Stolen Words: Pasolini – The Projects

This iconic photograph captures the Italian film director and poet Pier Paolo Pasolini at the Monte dei Cocci (also known as Monte Testaccio) in Rome, 1960.

It was there that I had met, or in fact only seen, another youth, Nino, who was reduced almost completely to his pure image. It was a sunny day, and everything shimmered, the garbage and weeds, tall buildings and shacks. He was standing in the sun in a purple shirt, his deep blue eyes filled with a strange, almost cruel innocence. He was a boy like so many others, with a job, or perhaps in search of a job.
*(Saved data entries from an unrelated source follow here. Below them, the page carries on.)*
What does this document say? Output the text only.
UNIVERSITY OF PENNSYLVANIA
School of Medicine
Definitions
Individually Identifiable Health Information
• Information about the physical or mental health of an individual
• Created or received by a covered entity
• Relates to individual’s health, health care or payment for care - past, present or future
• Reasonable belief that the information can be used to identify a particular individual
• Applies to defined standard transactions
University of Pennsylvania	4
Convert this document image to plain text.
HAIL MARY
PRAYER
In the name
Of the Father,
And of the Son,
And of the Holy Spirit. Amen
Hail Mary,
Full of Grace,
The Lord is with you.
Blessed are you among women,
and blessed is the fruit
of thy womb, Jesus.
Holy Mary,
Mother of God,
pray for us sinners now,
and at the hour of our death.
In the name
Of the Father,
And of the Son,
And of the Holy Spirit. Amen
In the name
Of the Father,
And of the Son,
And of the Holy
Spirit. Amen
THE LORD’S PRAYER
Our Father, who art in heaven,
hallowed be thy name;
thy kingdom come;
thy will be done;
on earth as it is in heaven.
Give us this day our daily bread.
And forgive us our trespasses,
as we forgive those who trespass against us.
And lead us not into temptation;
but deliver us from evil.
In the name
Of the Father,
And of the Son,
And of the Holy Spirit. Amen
I saw him some time later, grown up and somewhat thickened, on the train to Ostia, with his father and mother, and probably some younger brothers and sisters. His gaze was somewhat cloudy, but it was still pure and innocent. He joyfully introduced me to his parents. His father was robust, still young, and seemed like an honest factory worker, and his mother, who also seemed young, showed the brusque tenderness typical of Roman mothers just slightly softened and mitigated by the fact that her son already had the bearing of a young man. A year or two later, I’m not sure, I crossed paths with a friend of Nino’s called Bruno and asked about the boy. Bruno thought for a moment, comically knitting his brow. Then he came to a decision and raised his hand in front of his face, with the fingers apart. He meant that Nino was in jail, at Regina Coeli.

From: Chronicles of Rome, Pier Paolo Pasolini, 1961.